NJIT led early, but Reed's layup made the score 7-6 for the Blackbirds with 15:22 left in the first half and they never trailed again.
It also looked for a long time as if NJIT, for the first time in 12 games, suffer a loss without threatening the winners at any juncture. When LIU's Martin scored a layup, assisted by Brickman, it put the visitors on top by a game-high 17 points, 65-48, with 8:52 left.
Down 67-50 before Howard's layup at 6:42, NJIT made 14 of its last 18 shots from the floor, including 6 in a row in a span of 2:29 from 4:50 to 2:21.
NJIT trimmed the gap to 69-62 when Lynn (9 points) made a deep 3-pointer with 3:25 left. But Martin answered with a triple of his own just 13 seconds after the Lynn score and after some back-and-forth, Brickman found Fleming for a fast-break layup that put the score at 81-71 at the 1:59 mark.
A technical foul called against LIU Brooklyn's Atterberry for taunting after the Fleming basket resulted in five quick points for Willis and the Highlanders. The guard made both free throws awarded on the technical at 1:57 and then he nailed a 3-pointer seven seconds later on the ensuing possession.
With LIU continuing to score, NJIT kept coming back and trimmed the deficit to three points five different times in the last 49 seconds. However, the Highlanders were always having to score to create a one-possession deficit until the final 12 seconds.
Willis, fouled in the act of shooting a 3-point try, made all three chances to pull his team to within two at 93-91 with 12 seconds showing.
NJIT fouled Reed of the Blackbirds almost immediately after the ball came inbounds and the sophomore hit one-of-two.
With such little time remaining, NJIT, unable to find an open look from beyond the 3-point arc, sent the ball inside to Smith, who scored a layup with five seconds left for a 94-93 score.
Fleming, fouled on the inbounds play, shot two free throws with 1.7 seconds left and made both.
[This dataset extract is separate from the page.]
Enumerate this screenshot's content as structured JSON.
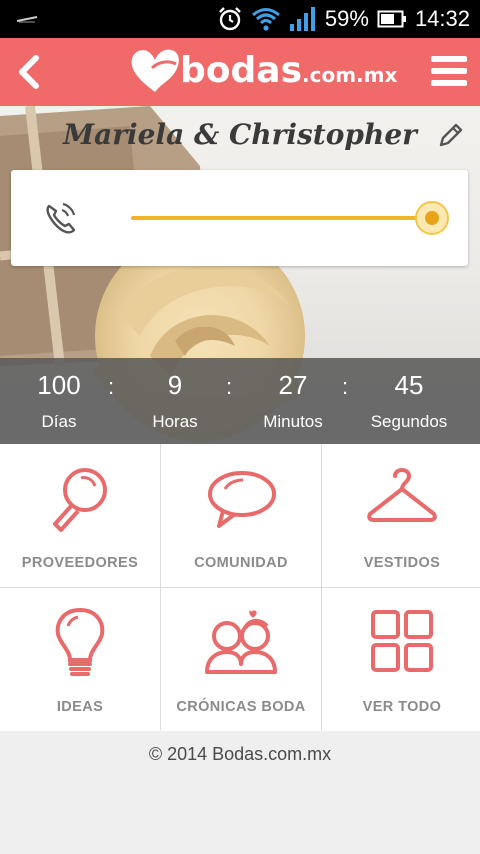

The second crucial one put NJIT in a spot where its only option was a 3-point try and even that could do no better than force overtime.
NJIT managed a prayer shot from just inside the center court stripe, but it missed with the final buzzer sounding.
Having played three games in a span of six days and with the academic part of the semester wrapping up, NJIT will take a needed break until Saturday, December 21 at 2 pm, when the Highlanders take on first-time foe Holy Cross of the Patriot League in the Estelle and Zoom Fleisher.